Hyperbook V17 Liquid test with NVIDIA GeForce RTX 4090 Laptop GPU.

Last year, one of the laptops we tested offered liquid cooling. Compared to solutions from a few years ago, the concept discussed here was to use a separate, although small, unit with a pump for liquid cooling. It was enough to connect the included hoses to the laptop and almost immediately you could enjoy better performance under load and lower temperatures. The laptop we're talking about is the Hyperbook V17 Liquid - last year it came with an Intel Core i9-12900H processor and an NVIDIA GeForce RTX 3080 Ti Laptop GPU. This year, the company launches its improved version with much stronger components - Intel Core i9-13900HX and NVIDIA GeForce RTX 4090 Laptop GPU. We check how the same cooler (well, almost the same, because it has been slightly improved) will cope with much more efficient components. NVIDIA GeForce RTX 4090 Laptop GPU is the flagship graphics chip of the current generation for portable computers.
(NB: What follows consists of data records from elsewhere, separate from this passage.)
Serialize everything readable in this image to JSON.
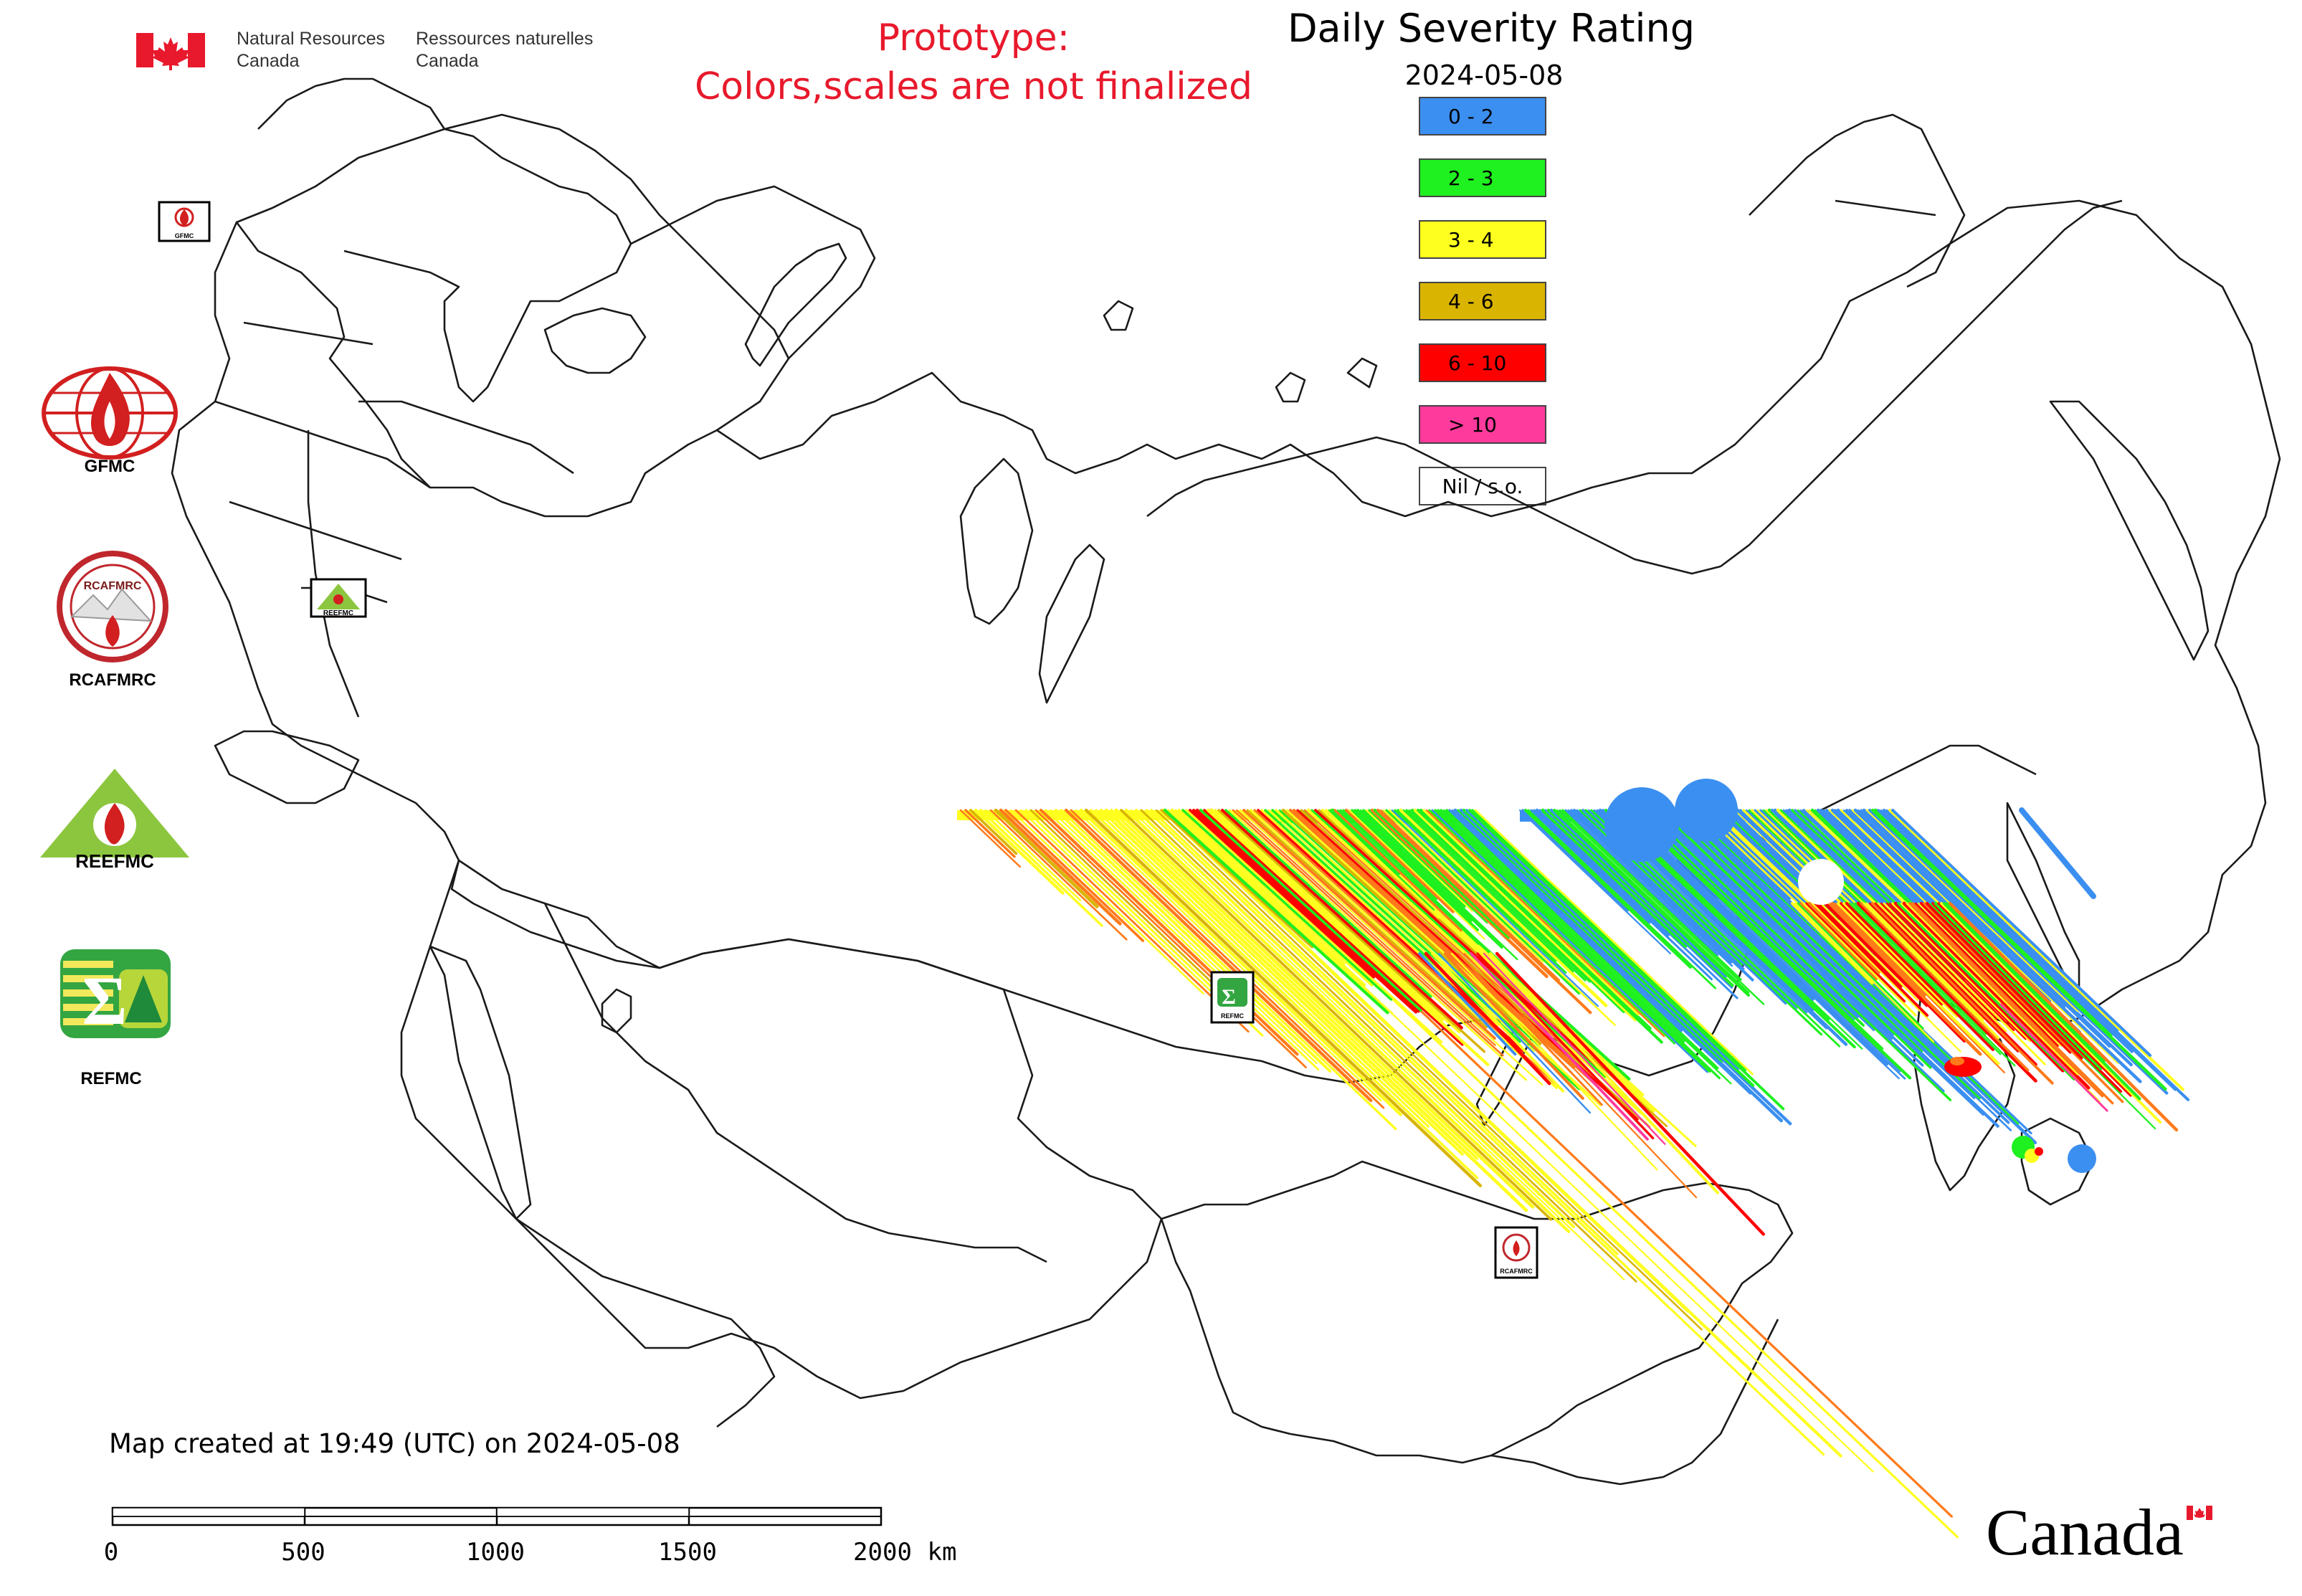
{
  "header": {
    "agency_en_line1": "Natural Resources",
    "agency_en_line2": "Canada",
    "agency_fr_line1": "Ressources naturelles",
    "agency_fr_line2": "Canada",
    "prototype_line1": "Prototype:",
    "prototype_line2": "Colors,scales are not finalized",
    "prototype_color": "#e8192c"
  },
  "map": {
    "title": "Daily Severity Rating",
    "date": "2024-05-08",
    "legend": [
      {
        "label": "0 - 2",
        "color": "#3b8ff0"
      },
      {
        "label": "2 - 3",
        "color": "#1ff01f"
      },
      {
        "label": "3 - 4",
        "color": "#ffff1f"
      },
      {
        "label": "4 - 6",
        "color": "#d9b400"
      },
      {
        "label": "6 - 10",
        "color": "#ff0000"
      },
      {
        "label": "> 10",
        "color": "#ff3a9d"
      },
      {
        "label": "Nil / s.o.",
        "color": "#ffffff"
      }
    ],
    "extra_color": "#ff7a1a",
    "created_text": "Map created at 19:49 (UTC) on 2024-05-08",
    "scale_bar": {
      "ticks": [
        "0",
        "500",
        "1000",
        "1500",
        "2000"
      ],
      "unit": "km"
    }
  },
  "logos": [
    {
      "label": "GFMC",
      "icon": "gfmc-globe-flame-logo"
    },
    {
      "label": "RCAFMRC",
      "icon": "rcafmrc-seal-logo"
    },
    {
      "label": "",
      "icon": "reefmc-triangle-logo",
      "wordmark": "REEFMC"
    },
    {
      "label": "REFMC",
      "icon": "refmc-sigma-logo"
    }
  ],
  "map_markers": [
    {
      "label": "GFMC",
      "icon": "gfmc-marker"
    },
    {
      "label": "REEFMC",
      "icon": "reefmc-marker"
    },
    {
      "label": "REFMC",
      "icon": "refmc-marker"
    },
    {
      "label": "RCAFMRC",
      "icon": "rcafmrc-marker"
    }
  ],
  "footer": {
    "wordmark": "Canada"
  }
}
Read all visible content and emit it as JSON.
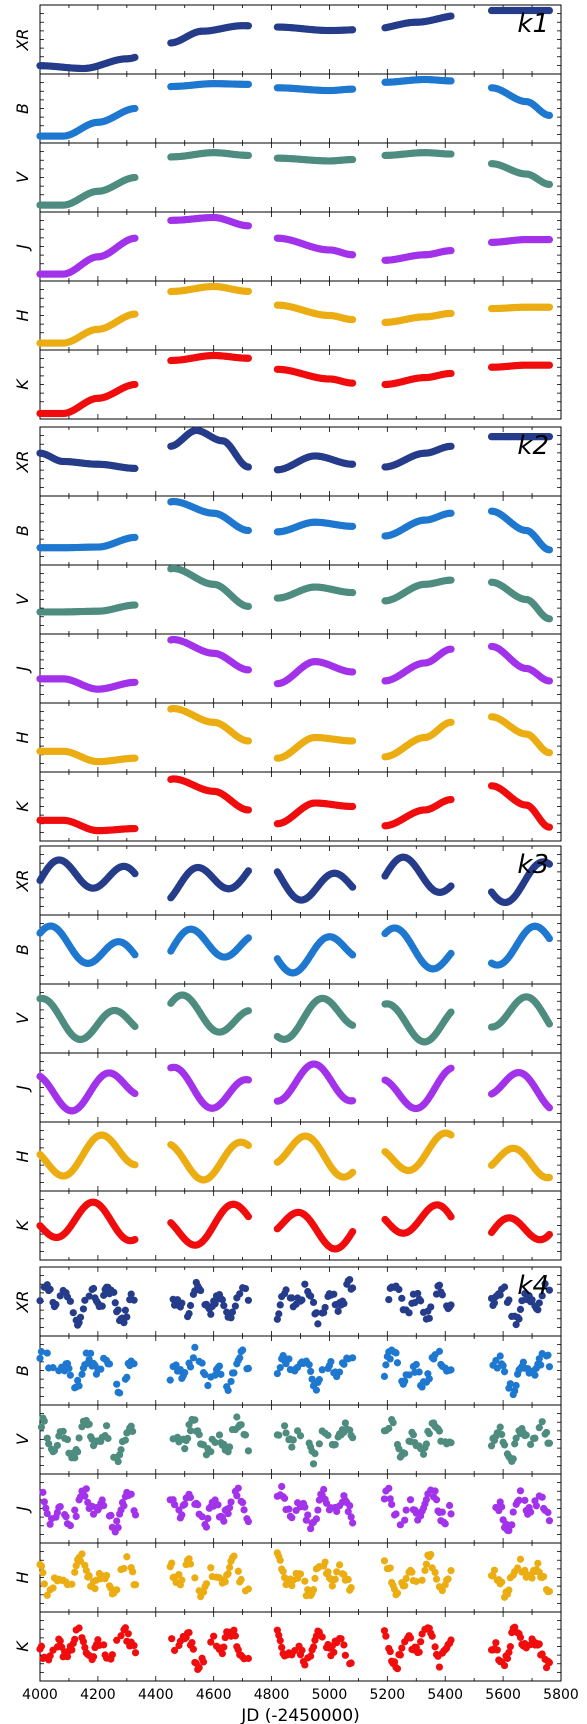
{
  "chart_data": {
    "type": "scatter",
    "xlabel": "JD (-2450000)",
    "xlim": [
      4000,
      5800
    ],
    "xticks": [
      "4000",
      "4200",
      "4400",
      "4600",
      "4800",
      "5000",
      "5200",
      "5400",
      "5600",
      "5800"
    ],
    "bands": [
      "XR",
      "B",
      "V",
      "J",
      "H",
      "K"
    ],
    "band_colors": {
      "XR": "#253C8A",
      "B": "#1F78CF",
      "V": "#4E8C80",
      "J": "#A233EA",
      "H": "#EBAD12",
      "K": "#F00D0D"
    },
    "segments": [
      [
        4000,
        4330
      ],
      [
        4450,
        4720
      ],
      [
        4820,
        5080
      ],
      [
        5190,
        5420
      ],
      [
        5560,
        5760
      ]
    ],
    "groups": [
      {
        "label": "k1",
        "description_kind": "trend",
        "panels": [
          {
            "band": "XR",
            "points": [
              [
                4000,
                0.12
              ],
              [
                4150,
                0.08
              ],
              [
                4300,
                0.22
              ],
              [
                4450,
                0.45
              ],
              [
                4560,
                0.62
              ],
              [
                4700,
                0.7
              ],
              [
                4820,
                0.68
              ],
              [
                5000,
                0.63
              ],
              [
                5150,
                0.65
              ],
              [
                5300,
                0.75
              ],
              [
                5450,
                0.85
              ],
              [
                5560,
                0.92
              ]
            ]
          },
          {
            "band": "B",
            "points": [
              [
                4080,
                0.1
              ],
              [
                4200,
                0.3
              ],
              [
                4330,
                0.5
              ],
              [
                4460,
                0.82
              ],
              [
                4600,
                0.86
              ],
              [
                4720,
                0.85
              ],
              [
                4820,
                0.8
              ],
              [
                5000,
                0.76
              ],
              [
                5080,
                0.78
              ],
              [
                5190,
                0.88
              ],
              [
                5330,
                0.92
              ],
              [
                5420,
                0.9
              ],
              [
                5560,
                0.8
              ],
              [
                5680,
                0.6
              ],
              [
                5760,
                0.4
              ]
            ]
          },
          {
            "band": "V",
            "points": [
              [
                4080,
                0.1
              ],
              [
                4200,
                0.3
              ],
              [
                4330,
                0.5
              ],
              [
                4460,
                0.8
              ],
              [
                4600,
                0.86
              ],
              [
                4720,
                0.82
              ],
              [
                4820,
                0.78
              ],
              [
                5000,
                0.74
              ],
              [
                5080,
                0.76
              ],
              [
                5190,
                0.82
              ],
              [
                5330,
                0.86
              ],
              [
                5420,
                0.84
              ],
              [
                5560,
                0.7
              ],
              [
                5680,
                0.55
              ],
              [
                5760,
                0.4
              ]
            ]
          },
          {
            "band": "J",
            "points": [
              [
                4080,
                0.1
              ],
              [
                4200,
                0.35
              ],
              [
                4330,
                0.62
              ],
              [
                4460,
                0.88
              ],
              [
                4600,
                0.92
              ],
              [
                4720,
                0.8
              ],
              [
                4820,
                0.62
              ],
              [
                5000,
                0.45
              ],
              [
                5080,
                0.38
              ],
              [
                5190,
                0.3
              ],
              [
                5330,
                0.38
              ],
              [
                5420,
                0.44
              ],
              [
                5560,
                0.56
              ],
              [
                5680,
                0.6
              ],
              [
                5760,
                0.6
              ]
            ]
          },
          {
            "band": "H",
            "points": [
              [
                4080,
                0.1
              ],
              [
                4200,
                0.3
              ],
              [
                4330,
                0.52
              ],
              [
                4460,
                0.85
              ],
              [
                4600,
                0.92
              ],
              [
                4720,
                0.85
              ],
              [
                4820,
                0.65
              ],
              [
                5000,
                0.5
              ],
              [
                5080,
                0.44
              ],
              [
                5190,
                0.4
              ],
              [
                5330,
                0.48
              ],
              [
                5420,
                0.53
              ],
              [
                5560,
                0.6
              ],
              [
                5680,
                0.62
              ],
              [
                5760,
                0.62
              ]
            ]
          },
          {
            "band": "K",
            "points": [
              [
                4080,
                0.08
              ],
              [
                4200,
                0.3
              ],
              [
                4330,
                0.5
              ],
              [
                4460,
                0.85
              ],
              [
                4600,
                0.92
              ],
              [
                4720,
                0.88
              ],
              [
                4820,
                0.72
              ],
              [
                5000,
                0.58
              ],
              [
                5080,
                0.52
              ],
              [
                5190,
                0.5
              ],
              [
                5330,
                0.6
              ],
              [
                5420,
                0.66
              ],
              [
                5560,
                0.75
              ],
              [
                5680,
                0.78
              ],
              [
                5760,
                0.78
              ]
            ]
          }
        ]
      },
      {
        "label": "k2",
        "description_kind": "medium",
        "panels": [
          {
            "band": "XR",
            "points": [
              [
                4000,
                0.62
              ],
              [
                4080,
                0.5
              ],
              [
                4200,
                0.46
              ],
              [
                4330,
                0.4
              ],
              [
                4450,
                0.72
              ],
              [
                4540,
                0.95
              ],
              [
                4630,
                0.8
              ],
              [
                4720,
                0.42
              ],
              [
                4820,
                0.38
              ],
              [
                4950,
                0.58
              ],
              [
                5080,
                0.46
              ],
              [
                5190,
                0.42
              ],
              [
                5330,
                0.62
              ],
              [
                5420,
                0.72
              ],
              [
                5520,
                0.86
              ]
            ]
          },
          {
            "band": "B",
            "points": [
              [
                4080,
                0.25
              ],
              [
                4200,
                0.26
              ],
              [
                4330,
                0.4
              ],
              [
                4460,
                0.92
              ],
              [
                4600,
                0.75
              ],
              [
                4720,
                0.5
              ],
              [
                4820,
                0.48
              ],
              [
                4950,
                0.62
              ],
              [
                5080,
                0.56
              ],
              [
                5190,
                0.42
              ],
              [
                5330,
                0.65
              ],
              [
                5420,
                0.75
              ],
              [
                5560,
                0.78
              ],
              [
                5680,
                0.5
              ],
              [
                5760,
                0.22
              ]
            ]
          },
          {
            "band": "V",
            "points": [
              [
                4080,
                0.32
              ],
              [
                4200,
                0.33
              ],
              [
                4330,
                0.42
              ],
              [
                4460,
                0.95
              ],
              [
                4600,
                0.72
              ],
              [
                4720,
                0.4
              ],
              [
                4820,
                0.52
              ],
              [
                4950,
                0.68
              ],
              [
                5080,
                0.6
              ],
              [
                5190,
                0.48
              ],
              [
                5330,
                0.72
              ],
              [
                5420,
                0.78
              ],
              [
                5560,
                0.75
              ],
              [
                5680,
                0.5
              ],
              [
                5760,
                0.22
              ]
            ]
          },
          {
            "band": "J",
            "points": [
              [
                4080,
                0.35
              ],
              [
                4200,
                0.2
              ],
              [
                4330,
                0.3
              ],
              [
                4460,
                0.92
              ],
              [
                4600,
                0.72
              ],
              [
                4720,
                0.48
              ],
              [
                4820,
                0.28
              ],
              [
                4950,
                0.6
              ],
              [
                5080,
                0.45
              ],
              [
                5190,
                0.32
              ],
              [
                5330,
                0.58
              ],
              [
                5420,
                0.78
              ],
              [
                5560,
                0.82
              ],
              [
                5680,
                0.5
              ],
              [
                5760,
                0.32
              ]
            ]
          },
          {
            "band": "H",
            "points": [
              [
                4080,
                0.3
              ],
              [
                4200,
                0.15
              ],
              [
                4330,
                0.2
              ],
              [
                4460,
                0.92
              ],
              [
                4600,
                0.72
              ],
              [
                4720,
                0.45
              ],
              [
                4820,
                0.2
              ],
              [
                4950,
                0.5
              ],
              [
                5080,
                0.45
              ],
              [
                5190,
                0.22
              ],
              [
                5330,
                0.5
              ],
              [
                5420,
                0.72
              ],
              [
                5560,
                0.8
              ],
              [
                5680,
                0.55
              ],
              [
                5760,
                0.28
              ]
            ]
          },
          {
            "band": "K",
            "points": [
              [
                4080,
                0.3
              ],
              [
                4200,
                0.15
              ],
              [
                4330,
                0.18
              ],
              [
                4460,
                0.9
              ],
              [
                4600,
                0.72
              ],
              [
                4720,
                0.45
              ],
              [
                4820,
                0.25
              ],
              [
                4950,
                0.55
              ],
              [
                5080,
                0.5
              ],
              [
                5190,
                0.22
              ],
              [
                5330,
                0.45
              ],
              [
                5420,
                0.6
              ],
              [
                5560,
                0.8
              ],
              [
                5680,
                0.52
              ],
              [
                5760,
                0.2
              ]
            ]
          }
        ]
      },
      {
        "label": "k3",
        "description_kind": "wiggly",
        "panels": [
          {
            "band": "XR",
            "points": []
          },
          {
            "band": "B",
            "points": []
          },
          {
            "band": "V",
            "points": []
          },
          {
            "band": "J",
            "points": []
          },
          {
            "band": "H",
            "points": []
          },
          {
            "band": "K",
            "points": []
          }
        ]
      },
      {
        "label": "k4",
        "description_kind": "noisy",
        "panels": [
          {
            "band": "XR",
            "points": []
          },
          {
            "band": "B",
            "points": []
          },
          {
            "band": "V",
            "points": []
          },
          {
            "band": "J",
            "points": []
          },
          {
            "band": "H",
            "points": []
          },
          {
            "band": "K",
            "points": []
          }
        ]
      }
    ]
  }
}
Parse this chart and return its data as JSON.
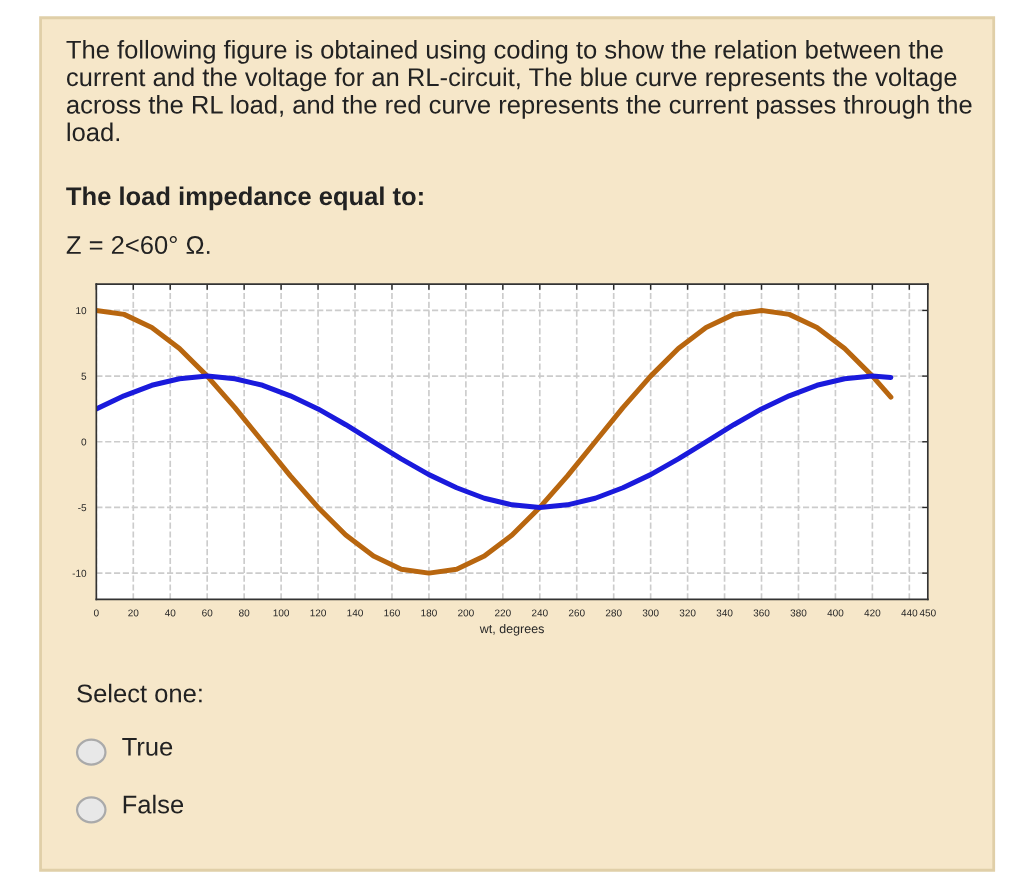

It should be noted, however, that it has nothing to do with the desktop GeForce RTX 4090 card. It was decided to keep the specifications similar to the desktop version of the GeForce RTX 4080. So we get a practically identical AD103 core with 9728 CUDA FP32 cores, 76 3rd generation RT cores and 304 cores Generation 4 Tensor. Ada Lovelace's architecture is the same for both desktops and laptops. We have more efficient CUDA cores, rebuilt RT cores for accelerating ray tracing calculations, and new Tensor cores with support for Frame Generator and Optical Flow Accelerator. The whole thing is complemented by 16 GB of GDDR6 memory, which works on a 256-bit bus. For testing, we received a Hyperbook V17 Liquid laptop, which is the most powerful model offered by the company. The maximum power of the NVIDIA GeForce RTX 4090 Laptop GPU is 175 W. The whole process was developed using a completely new and more advanced TSMC 4N lithography technology, which allowed to place over 45 billion transistors in a relatively small area of ​​the AD103 graphics core. Thanks to this, it was possible to achieve an almost threefold increase in transistor packing density compared to the GA103 core in the Ampere architecture and the Samsung 8nm process.